By virtue of the fact that the psychiatrist is a physician, he participates in the scientific dimension of medicine. He has been introduced to the basic disciplines Of anatomy, physiology and pathology. It is possible for the psychiatrist to devote his full time to activity in this dimension. The psychiatrist who seeks the cause of mental illness through research in biochemistry or neurophysiology works almost entirely in the scientific dimension. Our present understanding of phenylketonuria is a product of research in the dimension of pure science.

Most physicians devote their efforts to combating illness and assisting the healing process. They are applied scientists, pitting their knowledge and skill against disease rather than seeking to extend the frontiers of knowledge. When he turns his efforts toward healing, the physician sacrifices the objectivity of the scientist. He must earn his fee or vindicate his competence by producing a favorable outcome if he can. Since his prestige will be reduced or enhanced by the result he obtains, he now has an interest in the outcome. Because of his personal involvement, the applied scientist is no longer the neutral observer. Most psychiatrists, as physicians, work in the healing dimension.

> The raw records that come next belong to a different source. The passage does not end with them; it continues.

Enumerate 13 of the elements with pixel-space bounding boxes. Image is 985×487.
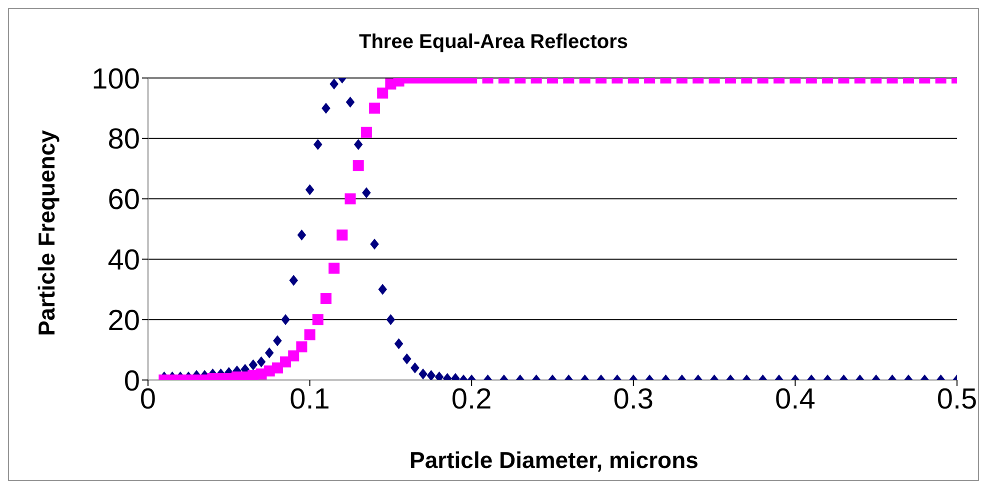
- x-tick-label: 0.4: [775, 384, 816, 416]
- y-tick-label: 100: [92, 63, 140, 96]
- x-tick-label: 0.3: [613, 384, 654, 416]
- y-tick-label: 40: [108, 244, 140, 276]
- chart-title: Three Equal-Area Reflectors: [358, 31, 629, 54]
- y-tick-label: 20: [108, 304, 140, 337]
- y-tick-label: 80: [108, 124, 140, 156]
- x-tick-label: 0.2: [451, 384, 492, 416]
- y-axis-title: Particle Frequency: [34, 130, 60, 336]
- y-tick-label: 60: [108, 184, 140, 216]
- x-tick-label: 0.5: [936, 384, 978, 416]
- x-axis-title: Particle Diameter, microns: [408, 447, 700, 474]
- x-tick-label: 0.1: [290, 384, 330, 416]
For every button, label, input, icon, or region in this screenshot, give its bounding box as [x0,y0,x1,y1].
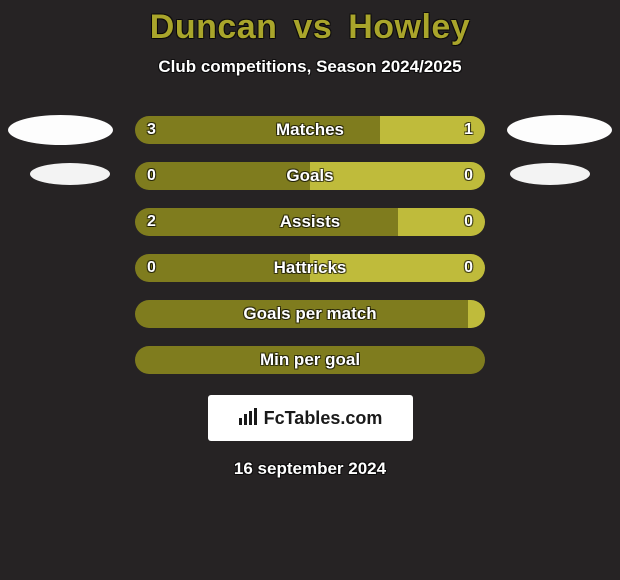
page-title: Duncan vs Howley [0,8,620,47]
comparison-card: Duncan vs Howley Club competitions, Seas… [0,0,620,580]
player2-shadow [510,163,590,185]
stat-value-right: 0 [464,162,473,190]
stat-value-left: 2 [147,208,156,236]
bar-left-fill [135,300,468,328]
versus-label: vs [293,8,332,46]
stat-row: Assists20 [0,199,620,245]
bar-right-fill [468,300,486,328]
stat-row: Matches31 [0,107,620,153]
stat-bar: Goals00 [135,162,485,190]
player1-avatar [8,115,113,145]
stat-value-left: 3 [147,116,156,144]
bar-left-fill [135,254,310,282]
stat-value-right: 1 [464,116,473,144]
subtitle: Club competitions, Season 2024/2025 [0,57,620,77]
stats-list: Matches31Goals00Assists20Hattricks00Goal… [0,107,620,383]
stat-row: Goals00 [0,153,620,199]
stat-value-right: 0 [464,254,473,282]
player1-shadow [30,163,110,185]
stat-value-right: 0 [464,208,473,236]
bar-right-fill [310,254,485,282]
stat-bar: Min per goal [135,346,485,374]
stat-bar: Assists20 [135,208,485,236]
stat-bar: Goals per match [135,300,485,328]
branding-text: FcTables.com [264,408,383,429]
bar-left-fill [135,162,310,190]
branding-badge[interactable]: FcTables.com [208,395,413,441]
bar-left-fill [135,346,485,374]
bar-chart-icon [238,408,258,431]
bar-right-fill [310,162,485,190]
player1-name: Duncan [150,8,278,46]
player2-name: Howley [348,8,470,46]
player2-avatar [507,115,612,145]
stat-row: Goals per match [0,291,620,337]
bar-left-fill [135,208,398,236]
stat-value-left: 0 [147,162,156,190]
date-label: 16 september 2024 [0,459,620,479]
stat-bar: Matches31 [135,116,485,144]
bar-left-fill [135,116,380,144]
stat-row: Hattricks00 [0,245,620,291]
stat-bar: Hattricks00 [135,254,485,282]
stat-value-left: 0 [147,254,156,282]
stat-row: Min per goal [0,337,620,383]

In modern medicine, methods of treatment are underlain by a broad factual knowledge of physiology and pharmacology. As medicine became more scientific, the multiplicity of curative systems declined and most of the sects in medicine disappeared. Psychiatry has no solid empirical foundation of knowledge about human personality. There are various theoretical systems dealing with personality, most of them growing out of some limited empirical observation. There are numerous sects in psychiatry today, as there were in general medicine fifty years ago.

Each psychotherapeutic sect has its own doctrine of man, which is primarily philosophical since there is no authoritative science of personality comparable to the physiology which underlies internal medicine. As a philosophical system, the Christian doctrine of man is no less scientific than the philosophies with which it competes as a groundwork for psychotherapy. In no other medical specialty does the physician find himself so deeply involved in the philosophical dimension as does the psychiatrist when he engages in the practice of psychotherapy.

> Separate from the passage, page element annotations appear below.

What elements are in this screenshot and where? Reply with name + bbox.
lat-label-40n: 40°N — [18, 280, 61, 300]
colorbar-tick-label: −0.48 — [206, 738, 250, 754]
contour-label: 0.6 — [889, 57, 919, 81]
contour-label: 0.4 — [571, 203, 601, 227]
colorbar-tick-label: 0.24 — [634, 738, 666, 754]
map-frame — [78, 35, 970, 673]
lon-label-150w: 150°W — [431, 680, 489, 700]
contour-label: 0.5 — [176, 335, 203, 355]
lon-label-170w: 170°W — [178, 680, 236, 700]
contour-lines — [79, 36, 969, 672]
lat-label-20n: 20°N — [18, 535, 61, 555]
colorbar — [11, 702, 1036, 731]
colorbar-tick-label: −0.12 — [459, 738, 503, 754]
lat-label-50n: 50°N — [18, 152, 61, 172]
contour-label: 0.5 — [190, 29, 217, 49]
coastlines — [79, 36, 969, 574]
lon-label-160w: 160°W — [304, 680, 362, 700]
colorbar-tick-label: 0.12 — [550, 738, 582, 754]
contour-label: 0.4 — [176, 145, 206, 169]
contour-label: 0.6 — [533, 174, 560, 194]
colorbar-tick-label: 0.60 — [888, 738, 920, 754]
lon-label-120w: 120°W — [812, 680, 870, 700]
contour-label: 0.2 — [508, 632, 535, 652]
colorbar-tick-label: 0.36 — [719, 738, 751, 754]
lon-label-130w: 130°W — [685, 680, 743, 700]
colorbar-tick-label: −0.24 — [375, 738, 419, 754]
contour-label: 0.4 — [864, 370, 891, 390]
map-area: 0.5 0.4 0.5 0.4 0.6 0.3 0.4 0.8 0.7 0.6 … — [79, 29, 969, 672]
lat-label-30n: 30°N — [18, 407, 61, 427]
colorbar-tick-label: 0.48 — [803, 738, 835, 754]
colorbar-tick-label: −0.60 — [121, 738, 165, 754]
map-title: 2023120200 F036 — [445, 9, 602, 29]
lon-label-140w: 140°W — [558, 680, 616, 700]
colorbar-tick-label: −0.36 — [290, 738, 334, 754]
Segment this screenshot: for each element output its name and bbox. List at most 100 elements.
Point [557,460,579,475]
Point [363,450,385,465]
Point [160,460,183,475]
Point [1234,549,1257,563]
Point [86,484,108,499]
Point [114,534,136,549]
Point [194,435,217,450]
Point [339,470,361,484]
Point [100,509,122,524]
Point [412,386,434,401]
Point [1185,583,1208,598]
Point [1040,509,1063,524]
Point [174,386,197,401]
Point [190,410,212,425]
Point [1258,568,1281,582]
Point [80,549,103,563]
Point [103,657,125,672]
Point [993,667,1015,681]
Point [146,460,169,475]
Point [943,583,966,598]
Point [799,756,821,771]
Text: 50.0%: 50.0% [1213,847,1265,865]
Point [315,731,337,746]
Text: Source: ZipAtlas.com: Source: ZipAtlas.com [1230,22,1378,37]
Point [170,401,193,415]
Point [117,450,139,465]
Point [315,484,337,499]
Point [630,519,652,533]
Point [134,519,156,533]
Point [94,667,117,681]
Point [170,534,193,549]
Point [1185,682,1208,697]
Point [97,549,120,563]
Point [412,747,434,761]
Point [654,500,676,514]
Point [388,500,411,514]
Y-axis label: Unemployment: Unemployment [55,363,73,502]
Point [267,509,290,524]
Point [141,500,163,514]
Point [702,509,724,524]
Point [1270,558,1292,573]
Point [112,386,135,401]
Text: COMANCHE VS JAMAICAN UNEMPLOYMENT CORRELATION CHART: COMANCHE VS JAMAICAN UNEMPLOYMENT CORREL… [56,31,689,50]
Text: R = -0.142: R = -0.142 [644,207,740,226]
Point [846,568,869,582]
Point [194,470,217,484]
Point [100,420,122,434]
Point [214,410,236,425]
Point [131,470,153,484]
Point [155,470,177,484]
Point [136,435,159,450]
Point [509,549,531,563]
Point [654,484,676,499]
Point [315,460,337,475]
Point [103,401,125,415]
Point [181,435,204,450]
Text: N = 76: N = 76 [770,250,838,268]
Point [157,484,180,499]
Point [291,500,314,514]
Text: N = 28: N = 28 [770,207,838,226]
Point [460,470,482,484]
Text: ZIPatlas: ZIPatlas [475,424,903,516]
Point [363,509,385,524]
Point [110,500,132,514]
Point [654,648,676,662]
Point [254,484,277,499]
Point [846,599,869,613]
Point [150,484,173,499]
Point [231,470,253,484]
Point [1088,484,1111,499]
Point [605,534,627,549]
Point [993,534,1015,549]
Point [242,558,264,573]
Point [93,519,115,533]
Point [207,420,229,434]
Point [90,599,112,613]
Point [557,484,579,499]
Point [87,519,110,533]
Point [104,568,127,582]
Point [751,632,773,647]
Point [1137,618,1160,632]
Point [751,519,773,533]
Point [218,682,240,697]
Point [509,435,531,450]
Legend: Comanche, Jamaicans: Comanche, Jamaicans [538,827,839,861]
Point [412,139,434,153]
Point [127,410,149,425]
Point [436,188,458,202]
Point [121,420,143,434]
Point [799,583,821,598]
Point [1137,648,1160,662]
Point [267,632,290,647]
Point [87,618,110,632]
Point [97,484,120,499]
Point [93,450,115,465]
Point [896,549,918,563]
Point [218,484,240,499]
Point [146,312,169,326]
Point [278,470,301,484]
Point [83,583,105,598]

The Christian view of man leads into still another dimension. Depending neither upon scientific canons nor intellectual constructs, this dimension involves transempirical experience that affirms the reality of a divine-human encounter. The validity of the transcendental dimension is supported by human testimony from every century.

Can psychiatry function in the spiritual dimension? Some psychiatrists, like Freud, mistrust the testimony of experience in the transcendental dimension. Others acknowledge the validity of such experience even though they have never sought to make personal replication. Still others, like Pascal, have shared the common experience of Christians in every century and acknowledge that God personally known is "not the God of the philosophers." Only those who have directly experienced the reality of the divine-human encounter can empathize fully with Christians who offer such a testimony.

The Christian, whether patient or physician, needs to be assured that nothing in the empirical corpus of psychiatry is incompatible with the Christian doctrine of man. The non-Christian needs to be reminded that the Christian heritage presents an impressive record of healing influence upon personality, as well as a cogent and coherent groundwork for understanding man and the universe.

*Abstract of a paper presented at the Seventeenth Annual Convention of the ASA held at St. Paul, Minnesota, Aug. 1962.

**0. S. Walters, Ph.D., M.D., is Director of Health Services at the University of Illinois.